下面是一段代码,它计算命令行参数的平均值,预期为整数,并将结果显示为浮点数。注意特殊的是:代码里有 .text .data两个段标识,分别代表代码段和数据段的开始
# -----------------------------------------------------------------------------
# 64-bit program that treats all its command line arguments as integers and
# displays their average as a floating point number.

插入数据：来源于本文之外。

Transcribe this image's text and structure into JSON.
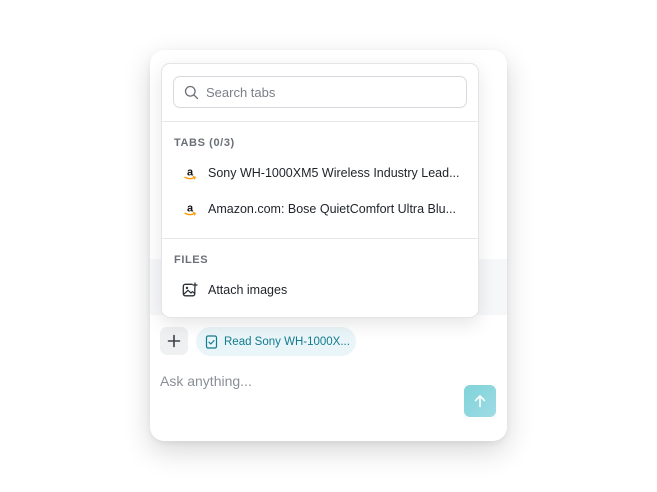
{
  "popover": {
    "search": {
      "placeholder": "Search tabs",
      "value": ""
    },
    "tabs_section": {
      "label": "TABS (0/3)",
      "items": [
        {
          "label": "Sony WH-1000XM5 Wireless Industry Lead...",
          "icon": "amazon-icon"
        },
        {
          "label": "Amazon.com: Bose QuietComfort Ultra Blu...",
          "icon": "amazon-icon"
        }
      ]
    },
    "files_section": {
      "label": "FILES",
      "items": [
        {
          "label": "Attach images",
          "icon": "image-plus-icon"
        }
      ]
    }
  },
  "composer": {
    "add_icon": "plus-icon",
    "chip": {
      "label": "Read Sony WH-1000X...",
      "icon": "page-check-icon"
    },
    "input": {
      "placeholder": "Ask anything...",
      "value": ""
    },
    "send_icon": "arrow-up-icon"
  },
  "colors": {
    "chip_bg": "#e9f5f8",
    "chip_text": "#137b8f",
    "send_button": "#8fd7df",
    "amazon_orange": "#ff9900"
  }
}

This program uses a data
# section to store intermediate results, not that it has to, but only to
# illustrate how data sections are used.
# -----------------------------------------------------------------------------
.globl main
.text
main:
dec %rdi # argc-1, since we don't count program name
jz nothingToAverage
mov %rdi, count # save number of real arguments
accumulate:
push %rdi # save register across call to atoi
push %rsi
mov (%rsi,%rdi,8), %rdi # argv[rdi]
call atoi # now rax has the int value of arg
pop %rsi # restore registers after atoi call
pop %rdi
add %rax, sum # accumulate sum as we go
dec %rdi # count down
jnz accumulate # more arguments?
average:
cvtsi2sd sum, %xmm0
cvtsi2sd count, %xmm1
divsd %xmm1, %xmm0 # xmm0 is sum/count
mov $format, %rdi # 1st arg to printf
mov $1, %rax # printf is varargs, there is 1 non-int argument
sub $8, %rsp # align stack pointer
call printf # printf(format, sum/count)
add $8, %rsp # restore stack pointer
ret
nothingToAverage:
mov $error, %rdi
xor %rax, %rax
call printf
ret
.data
count: .quad 0
sum: .quad 0
format: .asciz "%g\n"
error: .asciz "There are no command line arguments to average\n"
递归
汇编做递归感觉会比较怪,但也许会令你惊讶的是,实现递归函数没有什么特殊的要求。 你需要做的只是,按照通常的方法小心的保存寄存器。 下面是一个例子。
C语音版本:
uint64_t factorial(unsigned n) {
return (n <= 1) ? 1 : n * factorial(n-1);
}
汇编版本:
# ----------------------------------------------------------------------------
# A 64-bit recursive implementation of the function
#
# uint64_t factorial(unsigned n)
#
# implemented recursively
# ----------------------------------------------------------------------------
.globl factorial
.text
factorial:
cmp $1, %rdi # n <= 1?
jnbe L1 # if not, go do a recursive call
mov $1, %rax # otherwise return 1
ret
L1:
push %rdi # save n on stack (also aligns %rsp!)
dec %rdi # n-1
call factorial # factorial(n-1), result goes in %rax
pop %rdi # restore n
imul %rdi, %rax # n * factorial(n-1), stored in %rax
ret
用C语音调用这个递归函数:
/*
* An application that illustrates calling the factorial function defined elsewhere.
*/
#include <stdio.h>
#include <inttypes.h>
uint64_t factorial(unsigned n);
int main() {
for (unsigned i = 0; i < 20; i++) {
printf("factorial(%2u) = %lu\n", i, factorial(i));
}
}
SIMD并行性
XMM寄存器可以对浮点值进行运算,每条指令可以进行一次或多次的算术运算。
指令形式如下:
operation xmmregister_or_memorylocation,xmmregister
对于浮点加法运算,指令如下:
- addpd: 做2个双精度加法
- addps: 做一个双精度加法,使用寄存器的低64位
- addsd: 做4个单精度加法
- addss: 做1个单精度加法,使用寄存器的低32位
练习: 实现一个计算浮点数组的函数,一次计算4个。
Saturation算术
Saturation 算术是一种特殊的算术,其中所有的操作(如加法和乘法)被限制在最小值和最大值之间的固定范围内。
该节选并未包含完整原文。